In the study’s second phase, researchers will examine relationships between flavonoid metabolites, carbonyl and oxidative stress biomarkers and the risk of heart disease in three large epidemiological studies that represent a diverse cross-section of Americans.

Sang is one of three multi-principal investigators on the project, along with Frank B. Hu, Ph.D., Fredrick J. Stare Professor of Nutrition and Epidemiology at Harvard University’s T.H. Chan School of Public Health, and Qibin Qi, Ph.D., professor of epidemiology and population health at Albert Einstein College of Medicine in New York City. Hu serves as the project’s contact principal investigator.

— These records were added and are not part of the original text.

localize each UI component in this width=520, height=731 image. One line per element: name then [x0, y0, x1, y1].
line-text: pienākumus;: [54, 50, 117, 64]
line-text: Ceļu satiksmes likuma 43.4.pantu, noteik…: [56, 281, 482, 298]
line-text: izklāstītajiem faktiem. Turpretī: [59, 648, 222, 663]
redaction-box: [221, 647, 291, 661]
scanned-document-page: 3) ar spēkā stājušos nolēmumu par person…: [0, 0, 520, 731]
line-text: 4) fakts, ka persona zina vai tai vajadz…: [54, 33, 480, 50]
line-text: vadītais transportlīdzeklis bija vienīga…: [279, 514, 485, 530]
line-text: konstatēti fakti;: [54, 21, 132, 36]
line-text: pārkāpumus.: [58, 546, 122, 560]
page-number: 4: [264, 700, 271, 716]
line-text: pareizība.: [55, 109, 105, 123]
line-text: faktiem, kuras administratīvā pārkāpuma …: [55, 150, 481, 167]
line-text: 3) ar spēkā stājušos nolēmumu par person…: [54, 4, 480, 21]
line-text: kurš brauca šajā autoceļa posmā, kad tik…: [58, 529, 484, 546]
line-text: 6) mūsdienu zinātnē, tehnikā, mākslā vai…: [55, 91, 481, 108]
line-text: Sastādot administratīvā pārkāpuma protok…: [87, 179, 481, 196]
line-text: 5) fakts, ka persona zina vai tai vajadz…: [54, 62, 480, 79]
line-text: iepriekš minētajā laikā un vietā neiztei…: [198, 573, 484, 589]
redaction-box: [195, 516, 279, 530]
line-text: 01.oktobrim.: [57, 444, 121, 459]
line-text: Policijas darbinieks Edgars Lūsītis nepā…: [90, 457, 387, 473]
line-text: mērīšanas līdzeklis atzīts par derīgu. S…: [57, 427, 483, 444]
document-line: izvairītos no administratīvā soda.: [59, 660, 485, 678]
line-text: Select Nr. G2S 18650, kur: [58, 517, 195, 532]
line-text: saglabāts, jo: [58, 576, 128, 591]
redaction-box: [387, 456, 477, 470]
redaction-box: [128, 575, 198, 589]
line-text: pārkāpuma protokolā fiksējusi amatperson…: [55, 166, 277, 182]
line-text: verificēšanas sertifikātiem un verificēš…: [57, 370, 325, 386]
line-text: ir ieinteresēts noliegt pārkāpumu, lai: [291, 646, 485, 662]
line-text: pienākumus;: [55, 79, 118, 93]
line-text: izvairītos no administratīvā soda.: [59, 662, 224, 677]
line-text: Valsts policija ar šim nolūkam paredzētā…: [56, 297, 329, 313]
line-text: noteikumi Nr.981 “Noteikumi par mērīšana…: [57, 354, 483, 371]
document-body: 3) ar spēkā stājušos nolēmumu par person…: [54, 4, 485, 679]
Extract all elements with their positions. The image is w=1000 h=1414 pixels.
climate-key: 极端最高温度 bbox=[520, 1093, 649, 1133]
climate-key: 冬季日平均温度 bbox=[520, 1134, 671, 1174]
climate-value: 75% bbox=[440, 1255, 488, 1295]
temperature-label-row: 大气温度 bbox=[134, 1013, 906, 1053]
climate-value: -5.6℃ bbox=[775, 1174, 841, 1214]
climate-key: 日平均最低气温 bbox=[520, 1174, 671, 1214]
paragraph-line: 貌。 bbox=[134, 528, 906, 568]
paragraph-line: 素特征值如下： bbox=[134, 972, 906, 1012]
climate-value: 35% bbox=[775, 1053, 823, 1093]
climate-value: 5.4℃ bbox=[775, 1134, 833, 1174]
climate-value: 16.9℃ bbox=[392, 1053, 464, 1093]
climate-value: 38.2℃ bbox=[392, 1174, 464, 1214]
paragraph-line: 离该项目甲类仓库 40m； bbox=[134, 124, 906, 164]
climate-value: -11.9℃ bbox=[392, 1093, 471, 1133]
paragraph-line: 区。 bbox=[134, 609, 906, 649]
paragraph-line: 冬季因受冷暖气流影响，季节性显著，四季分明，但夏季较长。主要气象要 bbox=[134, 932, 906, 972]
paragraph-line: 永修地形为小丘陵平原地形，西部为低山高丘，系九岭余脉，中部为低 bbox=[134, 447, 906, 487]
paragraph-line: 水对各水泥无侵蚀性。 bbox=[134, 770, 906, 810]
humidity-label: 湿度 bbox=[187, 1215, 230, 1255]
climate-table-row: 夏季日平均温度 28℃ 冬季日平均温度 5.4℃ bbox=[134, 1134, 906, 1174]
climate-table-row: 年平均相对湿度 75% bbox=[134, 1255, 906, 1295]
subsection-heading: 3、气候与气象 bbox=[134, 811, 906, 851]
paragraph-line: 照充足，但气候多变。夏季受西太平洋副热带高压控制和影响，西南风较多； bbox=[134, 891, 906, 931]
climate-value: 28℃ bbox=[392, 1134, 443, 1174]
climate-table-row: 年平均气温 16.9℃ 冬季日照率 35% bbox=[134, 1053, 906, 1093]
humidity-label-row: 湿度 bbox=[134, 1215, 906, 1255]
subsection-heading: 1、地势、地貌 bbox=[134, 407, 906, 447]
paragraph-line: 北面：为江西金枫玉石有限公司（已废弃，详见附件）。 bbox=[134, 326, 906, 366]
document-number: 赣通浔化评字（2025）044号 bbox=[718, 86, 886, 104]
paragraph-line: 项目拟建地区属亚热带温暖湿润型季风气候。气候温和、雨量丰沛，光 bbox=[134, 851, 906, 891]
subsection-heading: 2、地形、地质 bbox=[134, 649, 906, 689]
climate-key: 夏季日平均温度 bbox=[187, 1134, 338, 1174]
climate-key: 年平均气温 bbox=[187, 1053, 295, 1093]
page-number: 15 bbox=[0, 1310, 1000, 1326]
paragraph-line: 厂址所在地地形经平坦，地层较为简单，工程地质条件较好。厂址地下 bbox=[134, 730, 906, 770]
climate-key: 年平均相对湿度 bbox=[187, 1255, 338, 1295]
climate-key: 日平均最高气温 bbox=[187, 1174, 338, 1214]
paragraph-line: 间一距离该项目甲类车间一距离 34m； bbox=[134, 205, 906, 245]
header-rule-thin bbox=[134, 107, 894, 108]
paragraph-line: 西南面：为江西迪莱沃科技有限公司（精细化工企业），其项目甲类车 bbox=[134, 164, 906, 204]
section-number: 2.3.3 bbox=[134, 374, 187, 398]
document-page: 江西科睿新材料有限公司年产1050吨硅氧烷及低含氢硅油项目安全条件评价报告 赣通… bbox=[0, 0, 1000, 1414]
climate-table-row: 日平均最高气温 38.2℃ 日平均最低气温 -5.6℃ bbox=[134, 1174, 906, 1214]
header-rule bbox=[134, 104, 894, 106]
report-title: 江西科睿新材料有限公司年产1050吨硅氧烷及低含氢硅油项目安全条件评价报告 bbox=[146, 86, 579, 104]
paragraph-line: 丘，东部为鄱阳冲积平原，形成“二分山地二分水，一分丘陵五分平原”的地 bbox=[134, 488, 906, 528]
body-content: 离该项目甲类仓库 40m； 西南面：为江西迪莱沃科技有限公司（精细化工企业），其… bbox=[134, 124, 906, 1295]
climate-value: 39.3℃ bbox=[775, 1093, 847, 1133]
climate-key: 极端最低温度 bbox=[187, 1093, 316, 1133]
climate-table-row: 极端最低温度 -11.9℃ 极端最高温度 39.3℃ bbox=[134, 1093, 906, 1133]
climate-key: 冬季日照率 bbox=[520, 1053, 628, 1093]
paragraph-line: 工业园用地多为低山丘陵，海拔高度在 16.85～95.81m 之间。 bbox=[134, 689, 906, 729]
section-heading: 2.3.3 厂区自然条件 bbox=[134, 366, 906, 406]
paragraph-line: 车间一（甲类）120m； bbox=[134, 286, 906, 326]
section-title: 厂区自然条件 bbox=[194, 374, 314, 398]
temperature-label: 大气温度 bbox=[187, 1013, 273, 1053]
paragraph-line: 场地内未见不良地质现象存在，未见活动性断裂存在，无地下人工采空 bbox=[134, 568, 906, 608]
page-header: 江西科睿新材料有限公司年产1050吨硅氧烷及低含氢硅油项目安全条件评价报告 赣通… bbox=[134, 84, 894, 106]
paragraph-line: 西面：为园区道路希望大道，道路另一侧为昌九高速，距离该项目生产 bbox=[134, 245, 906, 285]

The project is funded by a Research Project Grant (R01), the NIH’s most competitive grant program for biomedical and health-related research. Sang has won four previous R01 awards, including one in 2022 to fund related ongoing research into possible connections between flavonoids and the risk of type 2 diabetes.

“Dr. Sang is recognized as a leading expert in the study of functional foods — that is, foods that improve health beyond meeting basic nutritional needs. His participation on this project that’s being supported by the NIH’s most prestigious and most competitive life sciences award could unlock crucial biological mechanisms and further advance our knowledge into the relationship between nutrition and the prevention of cardiovascular disease,” said Radiah C. Minor, Ph.D., CAES interim dean. “We are grateful that NIH continues to support Dr. Sang’s research.”